As a high school theology teacher, I’m always on the lookout for lock-tight rational arguments that can defend the Church’s validity and the reality of Jesus as the Son of God. I’m profoundly aware of the confusion that a skeptical culture places in the minds of our young people in their quest for truth. Because of this, I want so desperately to show them the obvious rationality of each of the Church’s teachings. I just want them to know how much it makes sense.
This endeavor becomes most difficult in the face of the problem of evil and suffering. Even after many of my best classroom arguments for evil as a privation, and the prevalence of suffering as a result of the Fall and our own sinful choices, etc., some of my students retain a look of discomfort and confusion, revealing the lack of satisfaction their intellect has found in the face of my best rational offerings.
Although I’m sure some of this is a result of ineffective pedagogy, I think more of this is due to the chaotic and deeply dysfunctional nature of evil and suffering. Pain is jarring because it seems to fly in the face of God’s nature. Our feeble intellects and broken wills quiver in the face of pain; we think if it exists then God cannot be both all-loving and all-powerful.
It can be easy to sit in my armchair, locked in my ivory tower, and wax poetic about the philosophical basis for suffering as rooted in the sinful choices of the will, but when confronted by the very real and tangible suffering of individuals, those answers seem a paltry and inadequate balm to their bleeding hearts.
This is why I loved Francis’ off-the-cuff homily to typhoon survivors in the Philippines back in January. His remark is worth offering in full here. He said, “I don’t know what to say to you, but the Lord does know what to say to you. Some of you lost part of your families. All I can do is keep silent. And I walk with you all with my silent heart.”
In the Golden Age of Internet Apologetics, it’s possible to begin to confront the reality of evil and suffering as only the Problem of Evil. Pope Francis, on the other hand, provides us with a witness to a deeply human response to evil. The God who is silent on Good Friday also calls us sometimes to simply be silent in the face of evil. It is this silence, this lack of a need to spout the right answers that actually reveals our deepest hope and faith in the absolute faithfulness of God.
The individuals who I’ve seen deal with suffering best are always those who possess a seemingly irrational, recklessly blind ability to cling to their trust in the Father in the midst of life’s greatest turmoil. They refuse to renounce what they know about God in the face of what appears to be painfully contrary evidence.

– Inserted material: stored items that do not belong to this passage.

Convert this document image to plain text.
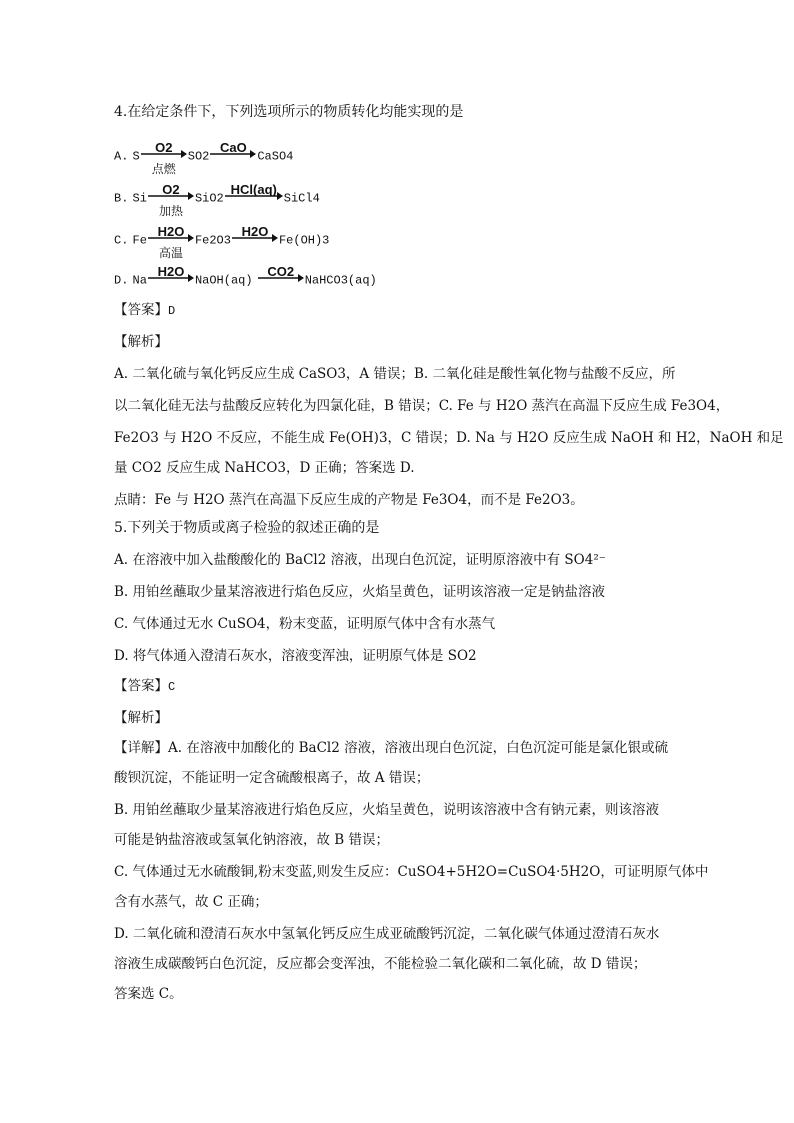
4.在给定条件下，下列选项所示的物质转化均能实现的是
A. S
O2
点燃
SO2
CaO
CaSO4
B. Si
O2
加热
SiO2
HCl(aq)
SiCl4
C. Fe
H2O
高温
Fe2O3
H2O
Fe(OH)3
D. Na
H2O
NaOH(aq)
CO2
NaHCO3(aq)
【答案】D
【解析】
A. 二氧化硫与氧化钙反应生成 CaSO3，A 错误；B. 二氧化硅是酸性氧化物与盐酸不反应，所
以二氧化硅无法与盐酸反应转化为四氯化硅，B 错误；C. Fe 与 H2O 蒸汽在高温下反应生成 Fe3O4，
Fe2O3 与 H2O 不反应，不能生成 Fe(OH)3，C 错误；D. Na 与 H2O 反应生成 NaOH 和 H2，NaOH 和足
量 CO2 反应生成 NaHCO3，D 正确；答案选 D.
点睛：Fe 与 H2O 蒸汽在高温下反应生成的产物是 Fe3O4，而不是 Fe2O3。
5.下列关于物质或离子检验的叙述正确的是
A. 在溶液中加入盐酸酸化的 BaCl2 溶液，出现白色沉淀，证明原溶液中有 SO4²⁻
B. 用铂丝蘸取少量某溶液进行焰色反应，火焰呈黄色，证明该溶液一定是钠盐溶液
C. 气体通过无水 CuSO4，粉末变蓝，证明原气体中含有水蒸气
D. 将气体通入澄清石灰水，溶液变浑浊，证明原气体是 SO2
【答案】C
【解析】
【详解】A. 在溶液中加酸化的 BaCl2 溶液，溶液出现白色沉淀，白色沉淀可能是氯化银或硫
酸钡沉淀，不能证明一定含硫酸根离子，故 A 错误；
B. 用铂丝蘸取少量某溶液进行焰色反应，火焰呈黄色，说明该溶液中含有钠元素，则该溶液
可能是钠盐溶液或氢氧化钠溶液，故 B 错误；
C. 气体通过无水硫酸铜,粉末变蓝,则发生反应：CuSO4+5H2O=CuSO4·5H2O，可证明原气体中
含有水蒸气，故 C 正确；
D. 二氧化硫和澄清石灰水中氢氧化钙反应生成亚硫酸钙沉淀，二氧化碳气体通过澄清石灰水
溶液生成碳酸钙白色沉淀，反应都会变浑浊，不能检验二氧化碳和二氧化硫，故 D 错误；
答案选 C。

Faith is never truly blind. We have a great number of very clear reasons to trust in God as an all-loving Father, even in the face of suffering. Chief amongst these is the incarnate witness of His Son, Jesus Christ, who proved that witness to be utterly trustworthy by laying down His life for it and then rising from the dead. It’s not a lock-tight philosophical solution that gives comfort to the sorrowful heart, but a relationship with Jesus that enables us to believe that He is present even in the darkest situations.
The complete outpouring of the Son is God’s final answer to the problem of suffering. The mystery of suffering, before which we can sometimes only be silently reverent, is contained in the cry of Jesus on Good Friday, “My God, My God, why have you forsaken me?” Seemingly a despairing cry, it is actually one of deepest hope. Jesus’ pain doesn’t cause Him to recoil and mistrustfully hide from the Father, but to instead present the mystery of His pain (and ours) to an all-powerful and all-loving God who redeems suffering and conquers evil.